The Hainan Huluwa Pharmaceutical Group Co., Ltd. (SHSE:605199) share price has done very well over the last month, posting an excellent gain of 39%. The bad news is that even after the stocks recovery in the last 30 days, shareholders are still underwater by about 6.3% over the last year.
Since its price has surged higher, Hainan Huluwa Pharmaceutical Group may be sending bearish signals at the moment with its price-to-earnings (or "P/E") ratio of 45x, since almost half of all companies in China have P/E ratios under 29x and even P/E's lower than 18x are not unusual. Although, it's not wise to just take the P/E at face value as there may be an explanation why it's as high as it is.
Hainan Huluwa Pharmaceutical Group certainly has been doing a great job lately as it's been growing earnings at a really rapid pace. It seems that many are expecting the strong earnings performance to beat most other companies over the coming period, which has increased investors' willingness to pay up for the stock. If not, then existing shareholders might be a little nervous about the viability of the share price.
Want the full picture on earnings, revenue and cash flow for the company? Then our free report on Hainan Huluwa Pharmaceutical Group will help you shine a light on its historical performance.
What Are Growth Metrics Telling Us About The High P/E?
Hainan Huluwa Pharmaceutical Group's P/E ratio would be typical for a company that's expected to deliver solid growth, and importantly, perform better than the market.
If we review the last year of earnings growth, the company posted a terrific increase of 46%. Despite this strong recent growth, it's still struggling to catch up as its three-year EPS frustratingly shrank by 4.9% overall. So unfortunately, we have to acknowledge that the company has not done a great job of growing earnings over that time.

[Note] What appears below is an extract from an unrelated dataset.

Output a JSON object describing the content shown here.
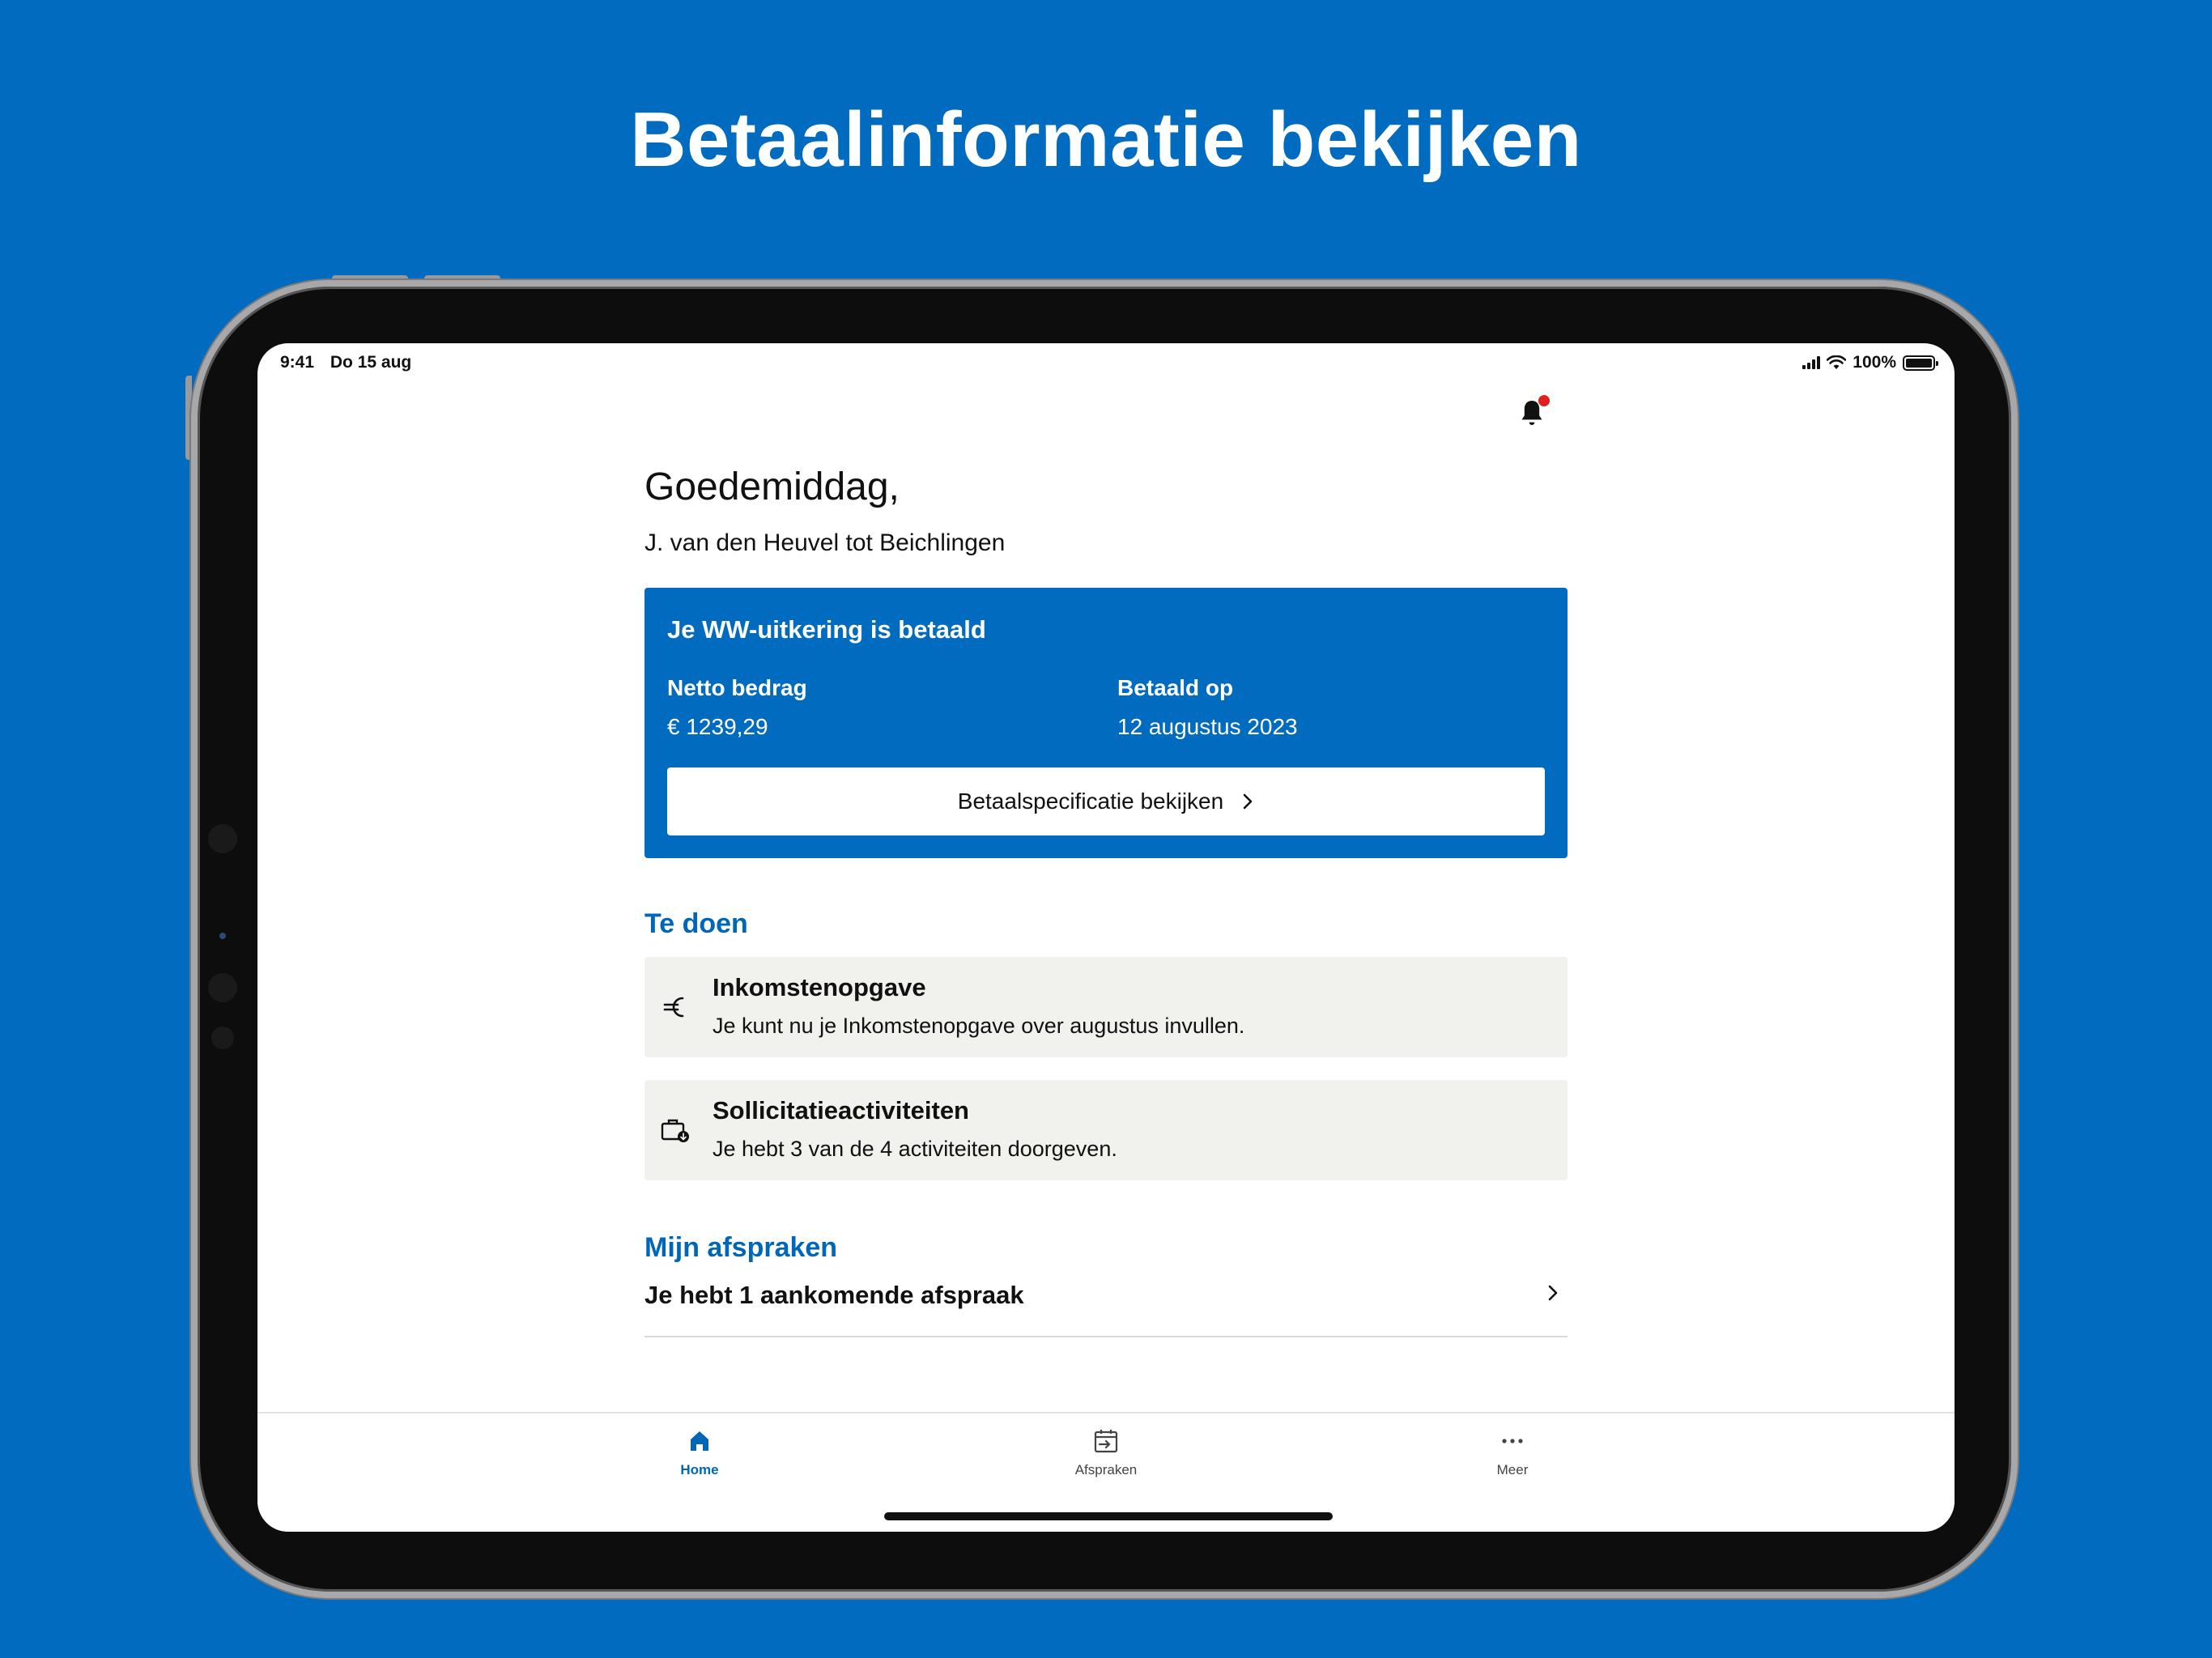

Weighing that medium-term earnings trajectory against the broader market's one-year forecast for expansion of 36% shows it's an unpleasant look.
With this information, we find it concerning that Hainan Huluwa Pharmaceutical Group is trading at a P/E higher than the market. It seems most investors are ignoring the recent poor growth rate and are hoping for a turnaround in the company's business prospects. There's a very good chance existing shareholders are setting themselves up for future disappointment if the P/E falls to levels more in line with the recent negative growth rates.
What We Can Learn From Hainan Huluwa Pharmaceutical Group's P/E?
Hainan Huluwa Pharmaceutical Group shares have received a push in the right direction, but its P/E is elevated too. Generally, our preference is to limit the use of the price-to-earnings ratio to establishing what the market thinks about the overall health of a company.
Our examination of Hainan Huluwa Pharmaceutical Group revealed its shrinking earnings over the medium-term aren't impacting its high P/E anywhere near as much as we would have predicted, given the market is set to grow. When we see earnings heading backwards and underperforming the market forecasts, we suspect the share price is at risk of declining, sending the high P/E lower. Unless the recent medium-term conditions improve markedly, it's very challenging to accept these prices as being reasonable.
Don't forget that there may be other risks. For instance, we've identified 5 warning signs for Hainan Huluwa Pharmaceutical Group (2 are significant) you should be aware of.
It's important to make sure you look for a great company, not just the first idea you come across. So take a peek at this free list of interesting companies with strong recent earnings growth (and a low P/E).